Dizer que a “bomba semiótica” de Ut foi responsável pela saída americana da guerra é desconsiderar os milhares de manifestantes, com cartazes feitos à mão, que apanharam da polícia, foram presos e processados, nos EUA, por quase 20 anos. É esquecer que líderes negros há muito vinham denunciando que nas tropas enviadas à Indochina, o sangue negro era maioria e sempre no front. É não saber da história dos movimentos de latinos, nos EUA, que denunciavam e lutavam, desde a década de 60, contra a política de “deportação ou alistamento”.

Não, a “bomba semiótica” não foi inventada pelos pós-modernos. O romance “A Cabana do Pai Thomas” é tido como uma destas bombas contra a escravidão, publicado em 1852. Mas foi o romance de Harriet Stowe ou a luta, por séculos, dos negros buscando sua liberdade? Gregório de Matos Guerra, no Brasil do século XVII, é conhecido como “Boca do Inferno”. Suas “bombas semióticas” atingiam em cheio a Igreja e o governo colonial da época que, segundo Gregório, era “quem o dinheiro nos arranca, nos arrancam as mãos, a língua, os olhos”. Se recuarmos ainda mais, o que foi a Divina Comédia de Dante, senão, talvez, a maior “bomba semiótica” do século XIV? E o que dizer do teatro grego na Antiguidade? Sim, não foi a modernidade ou a pós-modernidade que ensinou a arte dos protestos semióticos e das críticas de sentido. Aliás, “arte” é já em si mesma uma releitura da realidade, que pode ser crítica (como a da Tuiuti) ou conservadora (como a da Beija Flor). Pode questionar o senso comum ou repetir chavões. Pode ser usada contra o poder ou pelo poder. Ou o corpo esquartejado de Tiradentes, exibido por toda a Minas Gerais, não foi uma tremenda “bomba semiótica” em qualquer pensamento que tivesse por objeto o questionamento sobre o papel da Coroa portuguesa no Brasil?

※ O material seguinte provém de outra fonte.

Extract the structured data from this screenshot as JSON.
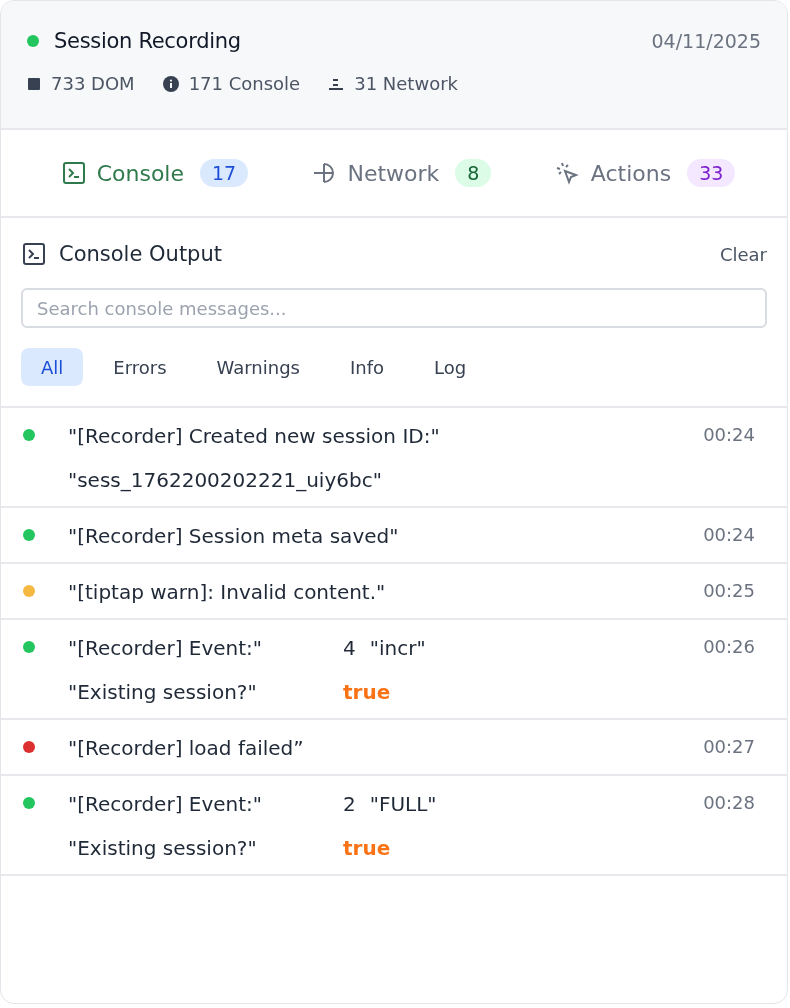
{
  "session": {
    "title": "Session Recording",
    "live": true,
    "date": "04/11/2025",
    "stats": [
      {
        "kind": "dom",
        "text": "733 DOM"
      },
      {
        "kind": "info",
        "text": "171 Console"
      },
      {
        "kind": "network",
        "text": "31 Network"
      }
    ]
  },
  "tabs": [
    {
      "kind": "console",
      "label": "Console",
      "count": "17",
      "selected": true
    },
    {
      "kind": "network",
      "label": "Network",
      "count": "8",
      "selected": false
    },
    {
      "kind": "actions",
      "label": "Actions",
      "count": "33",
      "selected": false
    }
  ],
  "panel": {
    "title": "Console Output",
    "clear": "Clear",
    "search": {
      "placeholder": "Search console messages..."
    },
    "filters": [
      {
        "label": "All",
        "selected": true
      },
      {
        "label": "Errors",
        "selected": false
      },
      {
        "label": "Warnings",
        "selected": false
      },
      {
        "label": "Info",
        "selected": false
      },
      {
        "label": "Log",
        "selected": false
      }
    ]
  },
  "entries": [
    {
      "color": "#22c55e",
      "time": "00:24",
      "lines": [
        {
          "message": "\"[Recorder] Created new session ID:\""
        },
        {
          "message": "\"sess_1762200202221_uiy6bc\""
        }
      ]
    },
    {
      "color": "#22c55e",
      "time": "00:24",
      "lines": [
        {
          "message": "\"[Recorder] Session meta saved\""
        }
      ]
    },
    {
      "color": "#f5b942",
      "time": "00:25",
      "lines": [
        {
          "message": "\"[tiptap warn]: Invalid content.\""
        }
      ]
    },
    {
      "color": "#22c55e",
      "time": "00:26",
      "lines": [
        {
          "message": "\"[Recorder] Event:\"",
          "args": [
            {
              "kind": "number",
              "text": "4"
            },
            {
              "kind": "string",
              "text": "\"incr\""
            }
          ]
        },
        {
          "message": "\"Existing session?\"",
          "args": [
            {
              "kind": "boolean",
              "text": "true"
            }
          ]
        }
      ]
    },
    {
      "color": "#dc2f2f",
      "time": "00:27",
      "lines": [
        {
          "message": "\"[Recorder] load failed”"
        }
      ]
    },
    {
      "color": "#22c55e",
      "time": "00:28",
      "lines": [
        {
          "message": "\"[Recorder] Event:\"",
          "args": [
            {
              "kind": "number",
              "text": "2"
            },
            {
              "kind": "string",
              "text": "\"FULL\""
            }
          ]
        },
        {
          "message": "\"Existing session?\"",
          "args": [
            {
              "kind": "boolean",
              "text": "true"
            }
          ]
        }
      ]
    }
  ]
}
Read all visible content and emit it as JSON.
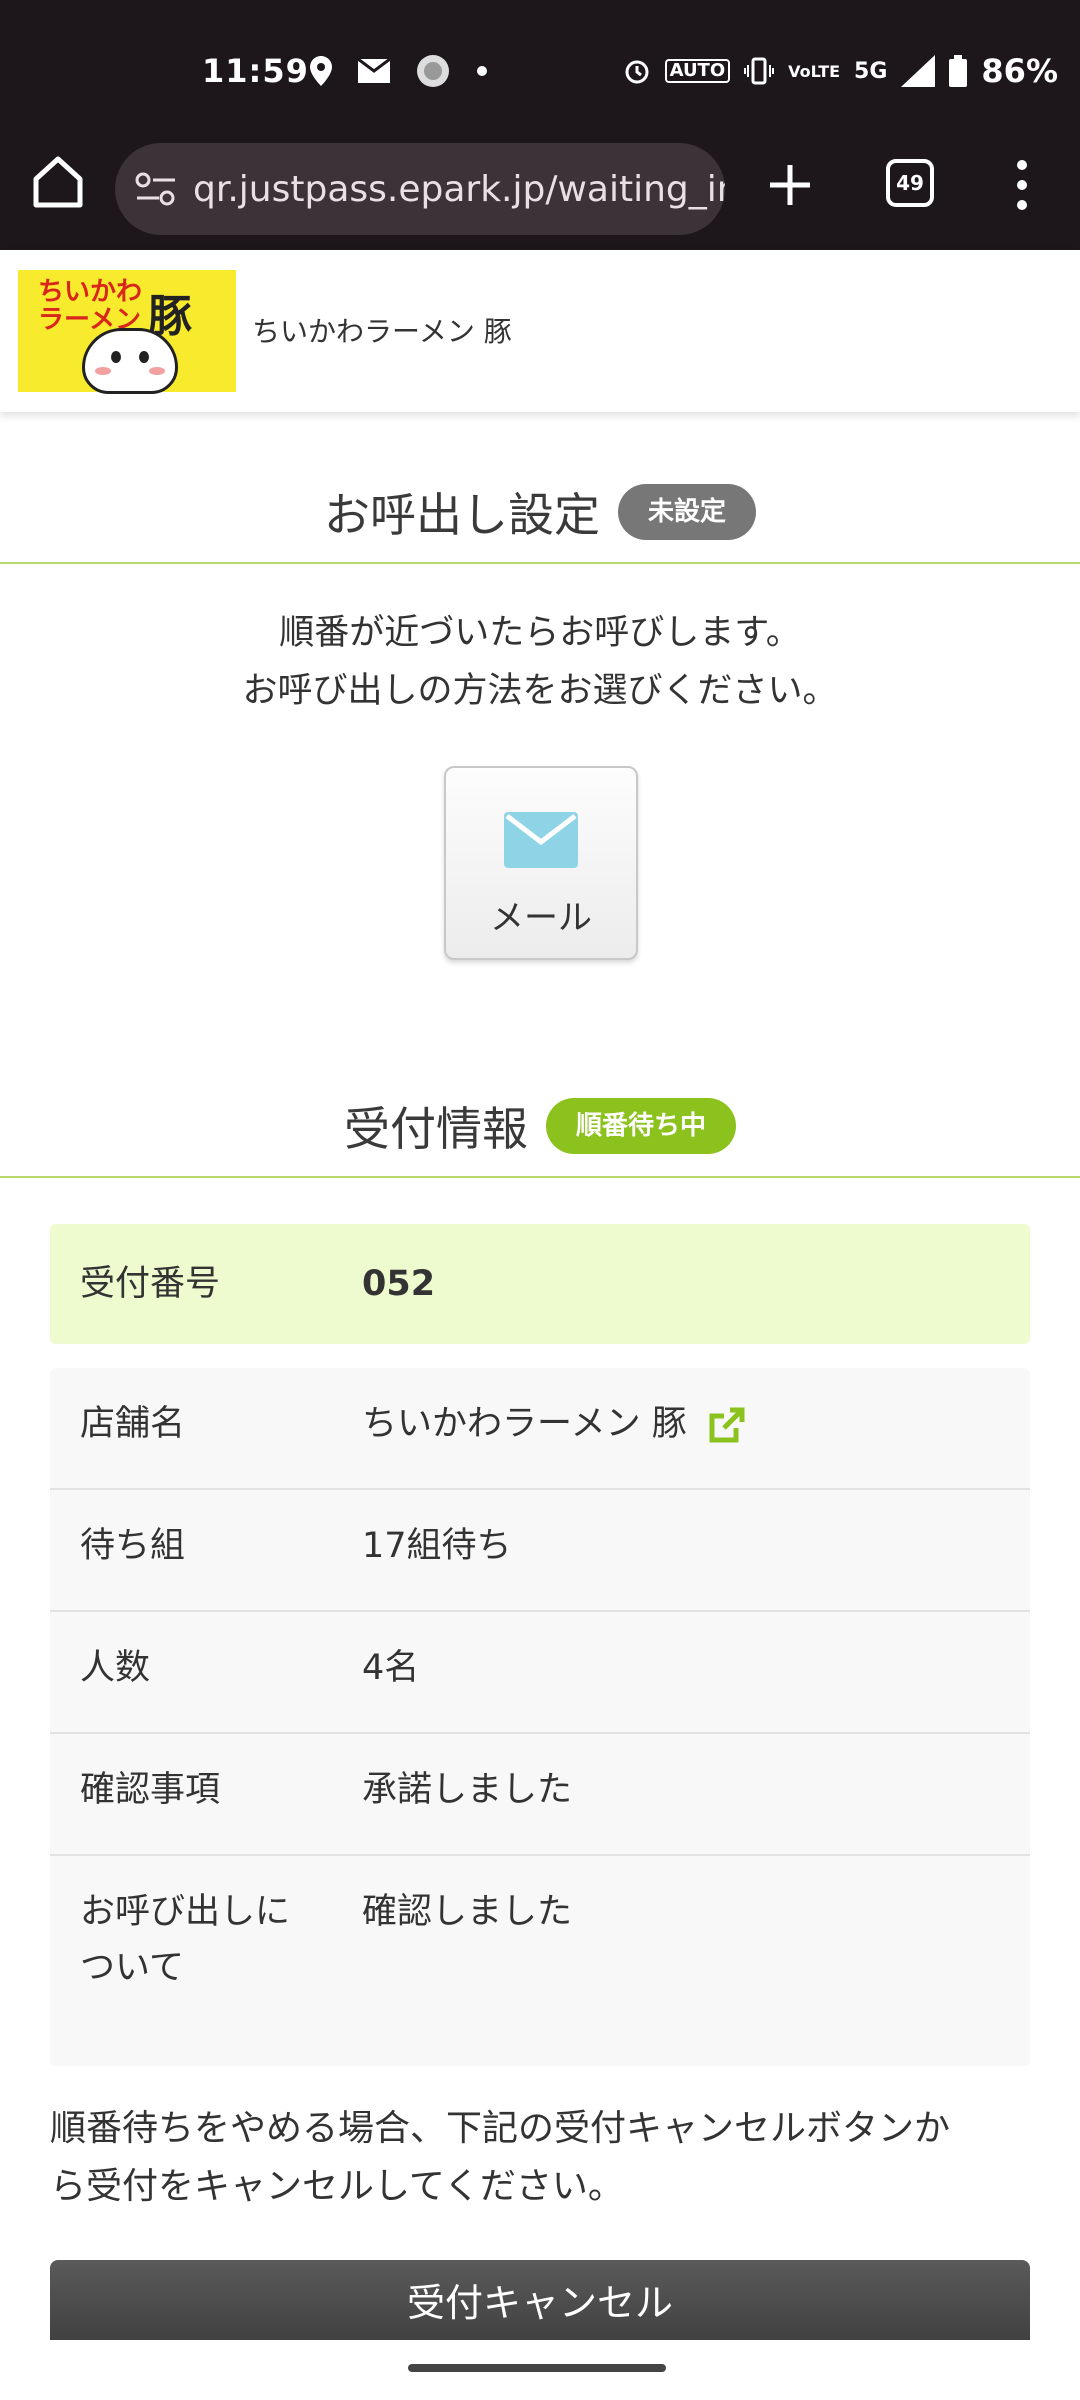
{
  "status_bar": {
    "time": "11:59",
    "battery": "86%",
    "network": "5G",
    "auto_label": "AUTO",
    "volte_label": "VoLTE"
  },
  "browser": {
    "url": "qr.justpass.epark.jp/waiting_ir",
    "tab_count": "49"
  },
  "header": {
    "logo_text_small": "ちいかわ\nラーメン",
    "logo_text_big": "豚",
    "shop_name": "ちいかわラーメン 豚"
  },
  "call_section": {
    "title": "お呼出し設定",
    "badge": "未設定",
    "description_line1": "順番が近づいたらお呼びします。",
    "description_line2": "お呼び出しの方法をお選びください。",
    "mail_button_label": "メール"
  },
  "reception_section": {
    "title": "受付情報",
    "badge": "順番待ち中",
    "number_label": "受付番号",
    "number_value": "052",
    "rows": [
      {
        "label": "店舗名",
        "value": "ちいかわラーメン 豚"
      },
      {
        "label": "待ち組",
        "value": "17組待ち"
      },
      {
        "label": "人数",
        "value": "4名"
      },
      {
        "label": "確認事項",
        "value": "承諾しました"
      },
      {
        "label": "お呼び出しに\nついて",
        "value": "確認しました"
      }
    ]
  },
  "cancel": {
    "note_line1": "順番待ちをやめる場合、下記の受付キャンセルボタンか",
    "note_line2": "ら受付をキャンセルしてください。",
    "button_label": "受付キャンセル"
  },
  "colors": {
    "accent_green": "#8cc21e",
    "badge_gray": "#777777",
    "highlight_bg": "#eefbcf",
    "chrome_bg": "#1d171b",
    "mail_icon": "#8fd3e6"
  }
}
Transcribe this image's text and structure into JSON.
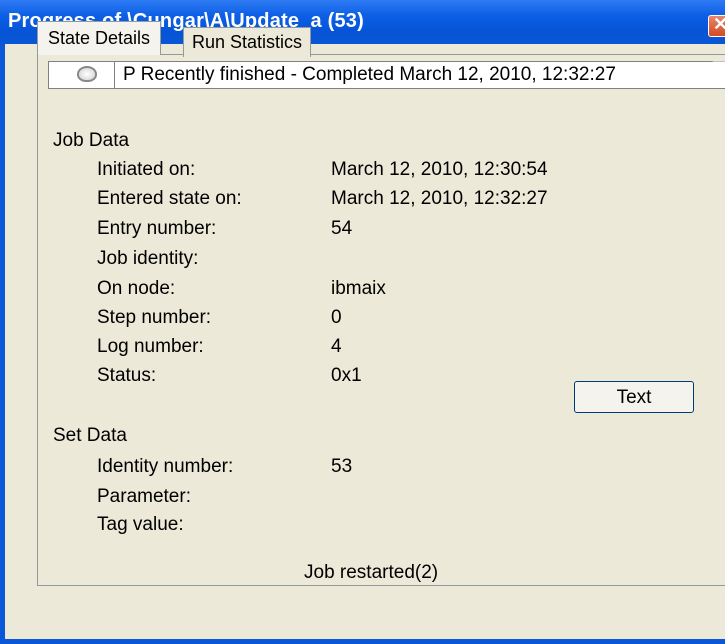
{
  "window": {
    "title": "Progress of \\Cungar\\A\\Update_a (53)",
    "close_glyph": "✕"
  },
  "tabs": [
    {
      "label": "State Details",
      "active": true
    },
    {
      "label": "Run Statistics",
      "active": false
    }
  ],
  "status_bar": {
    "icon": "cup-icon",
    "text": "P  Recently finished  -  Completed March 12, 2010, 12:32:27"
  },
  "job_data": {
    "heading": "Job Data",
    "rows": [
      {
        "label": "Initiated on:",
        "value": "March 12, 2010, 12:30:54"
      },
      {
        "label": "Entered state on:",
        "value": "March 12, 2010, 12:32:27"
      },
      {
        "label": "Entry number:",
        "value": "54"
      },
      {
        "label": "Job identity:",
        "value": ""
      },
      {
        "label": "On node:",
        "value": "ibmaix"
      },
      {
        "label": "Step number:",
        "value": "0"
      },
      {
        "label": "Log number:",
        "value": "4"
      },
      {
        "label": "Status:",
        "value": "0x1"
      }
    ],
    "text_button": "Text"
  },
  "set_data": {
    "heading": "Set Data",
    "rows": [
      {
        "label": "Identity number:",
        "value": "53"
      },
      {
        "label": "Parameter:",
        "value": ""
      },
      {
        "label": "Tag value:",
        "value": ""
      }
    ]
  },
  "footer": {
    "message": "Job restarted(2)"
  },
  "colors": {
    "titlebar": "#0a58d8",
    "dialog_bg": "#ece9d8"
  }
}
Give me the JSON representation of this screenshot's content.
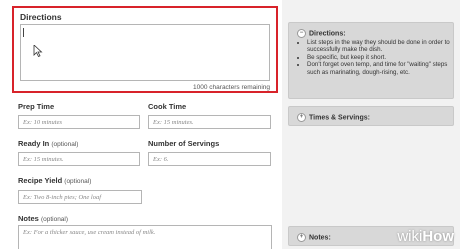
{
  "directions": {
    "label": "Directions",
    "remaining": "1000 characters remaining"
  },
  "fields": {
    "prep_time": {
      "label": "Prep Time",
      "placeholder": "Ex: 10 minutes"
    },
    "cook_time": {
      "label": "Cook Time",
      "placeholder": "Ex: 15 minutes."
    },
    "ready_in": {
      "label": "Ready In",
      "optional": "(optional)",
      "placeholder": "Ex: 15 minutes."
    },
    "servings": {
      "label": "Number of Servings",
      "placeholder": "Ex: 6."
    },
    "yield": {
      "label": "Recipe Yield",
      "optional": "(optional)",
      "placeholder": "Ex: Two 8-inch pies; One loaf"
    },
    "notes": {
      "label": "Notes",
      "optional": "(optional)",
      "placeholder": "Ex: For a thicker sauce, use cream instead of milk."
    }
  },
  "sidebar": {
    "directions_panel": {
      "title": "Directions:",
      "toggle": "−",
      "tips": [
        "List steps in the way they should be done in order to successfully make the dish.",
        "Be specific, but keep it short.",
        "Don't forget oven temp, and time for \"waiting\" steps such as marinating, dough-rising, etc."
      ]
    },
    "times_panel": {
      "title": "Times & Servings:",
      "toggle": "+"
    },
    "notes_panel": {
      "title": "Notes:",
      "toggle": "+"
    }
  },
  "watermark": {
    "wiki": "wiki",
    "how": "How"
  }
}
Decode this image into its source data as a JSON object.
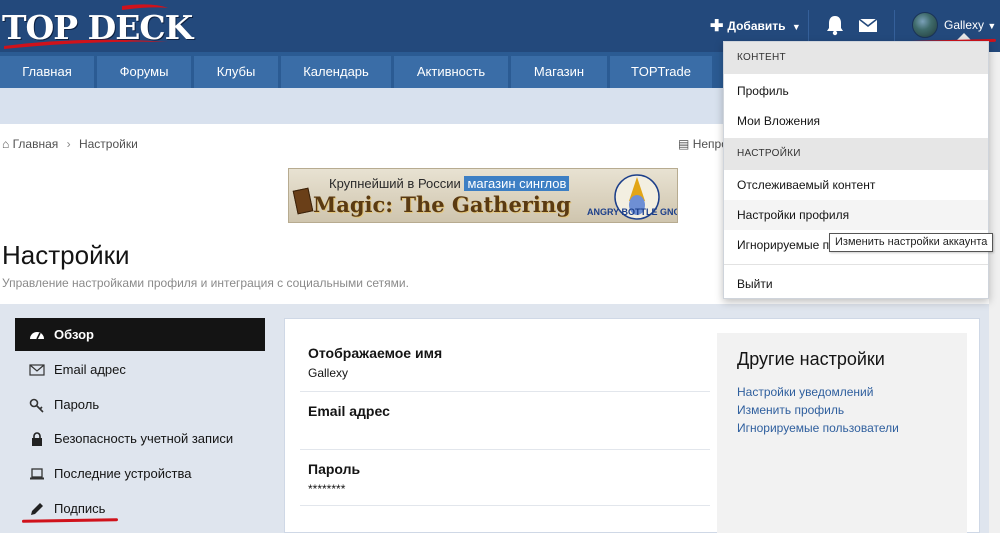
{
  "site": {
    "logo_text": "TOP DECK"
  },
  "header": {
    "add_label": "Добавить",
    "user_name": "Gallexy"
  },
  "nav": {
    "tabs": [
      "Главная",
      "Форумы",
      "Клубы",
      "Календарь",
      "Активность",
      "Магазин",
      "TOPTrade"
    ]
  },
  "breadcrumb": {
    "items": [
      "Главная",
      "Настройки"
    ],
    "unread_text": "Непро"
  },
  "banner": {
    "line1": "Крупнейший в России",
    "line1_highlight": "магазин синглов",
    "line2": "Magic: The Gathering",
    "logo_text": "ANGRY BOTTLE GNOME"
  },
  "page": {
    "title": "Настройки",
    "description": "Управление настройками профиля и интеграция с социальными сетями."
  },
  "sidebar": {
    "items": [
      {
        "label": "Обзор",
        "icon": "dashboard-icon",
        "active": true
      },
      {
        "label": "Email адрес",
        "icon": "envelope-icon"
      },
      {
        "label": "Пароль",
        "icon": "key-icon"
      },
      {
        "label": "Безопасность учетной записи",
        "icon": "lock-icon"
      },
      {
        "label": "Последние устройства",
        "icon": "laptop-icon"
      },
      {
        "label": "Подпись",
        "icon": "pencil-icon"
      }
    ]
  },
  "main": {
    "fields": [
      {
        "label": "Отображаемое имя",
        "value": "Gallexy"
      },
      {
        "label": "Email адрес",
        "value": ""
      },
      {
        "label": "Пароль",
        "value": "********"
      }
    ],
    "other": {
      "title": "Другие настройки",
      "links": [
        "Настройки уведомлений",
        "Изменить профиль",
        "Игнорируемые пользователи"
      ]
    }
  },
  "menu": {
    "content_header": "КОНТЕНТ",
    "content_items": [
      "Профиль",
      "Мои Вложения"
    ],
    "settings_header": "НАСТРОЙКИ",
    "settings_items": [
      "Отслеживаемый контент",
      "Настройки профиля",
      "Игнорируемые п"
    ],
    "logout": "Выйти",
    "tooltip": "Изменить настройки аккаунта"
  },
  "colors": {
    "header_bg": "#23497c",
    "nav_bg": "#2b5b93",
    "nav_tab_bg": "#3a6da7",
    "link": "#2f5f9e",
    "annotation_red": "#d0121b"
  }
}
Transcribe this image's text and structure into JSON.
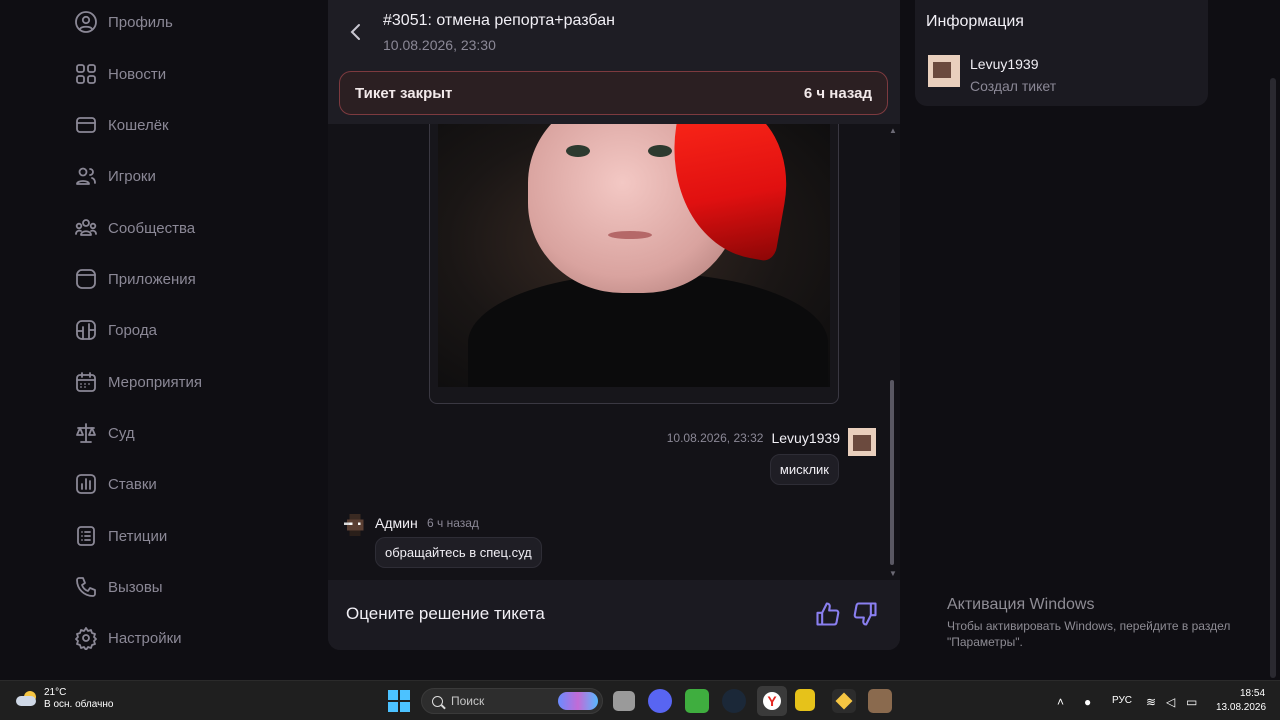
{
  "sidebar": {
    "items": [
      {
        "label": "Профиль",
        "icon": "user-icon"
      },
      {
        "label": "Новости",
        "icon": "grid-icon"
      },
      {
        "label": "Кошелёк",
        "icon": "wallet-icon"
      },
      {
        "label": "Игроки",
        "icon": "users-icon"
      },
      {
        "label": "Сообщества",
        "icon": "community-icon"
      },
      {
        "label": "Приложения",
        "icon": "apps-icon"
      },
      {
        "label": "Города",
        "icon": "city-icon"
      },
      {
        "label": "Мероприятия",
        "icon": "calendar-icon"
      },
      {
        "label": "Суд",
        "icon": "scales-icon"
      },
      {
        "label": "Ставки",
        "icon": "chart-icon"
      },
      {
        "label": "Петиции",
        "icon": "list-icon"
      },
      {
        "label": "Вызовы",
        "icon": "phone-icon"
      },
      {
        "label": "Настройки",
        "icon": "gear-icon"
      }
    ]
  },
  "ticket": {
    "title": "#3051: отмена репорта+разбан",
    "date": "10.08.2026, 23:30",
    "status_label": "Тикет закрыт",
    "status_ago": "6 ч назад"
  },
  "messages": {
    "user_msg": {
      "time": "10.08.2026, 23:32",
      "author": "Levuy1939",
      "text": "мисклик"
    },
    "admin_msg": {
      "author": "Админ",
      "time": "6 ч назад",
      "text": "обращайтесь в спец.суд"
    }
  },
  "rating": {
    "label": "Оцените решение тикета"
  },
  "info": {
    "title": "Информация",
    "user_name": "Levuy1939",
    "user_role": "Создал тикет"
  },
  "watermark": {
    "title": "Активация Windows",
    "subtitle": "Чтобы активировать Windows, перейдите в раздел \"Параметры\"."
  },
  "taskbar": {
    "weather_temp": "21°C",
    "weather_desc": "В осн. облачно",
    "search_placeholder": "Поиск",
    "lang": "РУС",
    "time": "18:54",
    "date": "13.08.2026"
  },
  "colors": {
    "accent": "#8a7ff0",
    "closed_border": "#7d3a3f",
    "panel_bg": "#1b1a21"
  }
}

Cada Pelourinho, cada Tribunal de Justiça em mármore, cada quartel com canhões à vista, cada uniforme em cinza ou bege são “bombas semióticas”, a mostrarem o custo da desobediência, da insurreição e da inconformidade. Entretanto, nenhum uniforme cinza ou bege deixa de ter ao lado da perna o bastão, a arma, as algemas e, mais recentemente, o spray de pimenta ou a arma de choque.

Não se trata, pois, de desconhecer a força dos símbolos, o apelo das emoções ou o espaço que a arte exerce no questionamento da realidade. Trata-se de verificar na história que os efeitos da luta simbólica são sempre resultados de lutas políticas materiais antigas, às quais, muitas vezes, não queremos saber e, muito menos, nos envolver. Apesar da “Divina Comédia”, o controle da Igreja durou até o século XVIII. Apesar do “Boca do Inferno”, a coroa portuguesa se manteve até 1822 e sua influência, e decisivamente até 1831. Mesmo com a “Cabana do Pai Thomas”, os EUA viveram até o século XX um apartheid simulado e experimentam hoje os efeitos do preconceito racial. Nem Luís Gama, e toda a sua verve e eloquência, conseguiram livrar do Brasil a chaga do preconceito.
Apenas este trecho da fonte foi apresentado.